Back Pain Relief
Pain management (also called pain medicine; algiatry) is a branch of medicine employing an interdisciplinary approach for easing the suffering and improving the quality of life of those living with pain. The typical pain management team includes medical practitioners, clinical psychologists, physiotherapists, occupational therapists, and nurse practitioners. Pain sometimes resolves promptly once the underlying trauma or pathology has healed, and is treated by one practitioner, with drugs such as anagesics and (occasionally) anxiolytics. Effective management of long term pain, however, frequently requires the coordinated efforts of the management team.
Medicine treats injury and pathology to support and speed healing; and treats distressing symptoms such as pain to relieve suffering during treatment and healing. When a painful injury or pathology is resistant to treatment and persists, when pain persists after the injury or pathology has healed, and when medical science cannot identify the cause of pain, the task of medicine is to relieve suffering.
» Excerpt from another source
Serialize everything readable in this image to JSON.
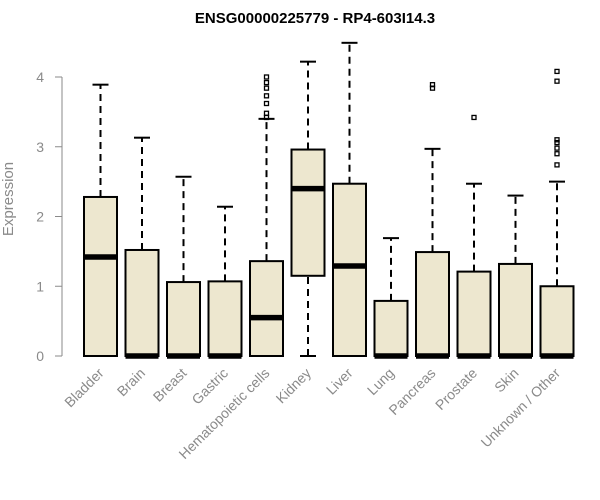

Treatment approaches to long term pain include pharmacologic measures, such as analgesics, tricyclic antidepressants and anticonvulsants, interventional procedures, physical therapy, physical excercise, application of ice and/or heat, and psychological measures, such as biofeedback and congnitive behavioural therapy.
Pain Management Programmes
A Pain Management Programme (PMP) is a psychologically-based rehabilitative treatment for people with chronic pain which remains unresolved by other treatments currently available. It is delivered in a group setting by an interdisciplinary team of experienced health care professionals working closely with patients.
Some Pain Centres may run Pain Management Programmes that aim to teach a group of patients with similar problems about pain, how best to cope with it and how to live a more active life; others may offer acupuncture and other complementary therapies.
For the majority of people, attending a Pain Management Programme reduces the disability and distress caused by chronic pain by teaching physical, psychological and practical techniques to improve quality of life. It differs from other treatments provided in Pain Clinics in that pain relief is not the primary goal, although improvements in pain following participation in a Pain Management Programme have been demonstrated. Referral to a Pain Management Programme is usually via your local pain clinic.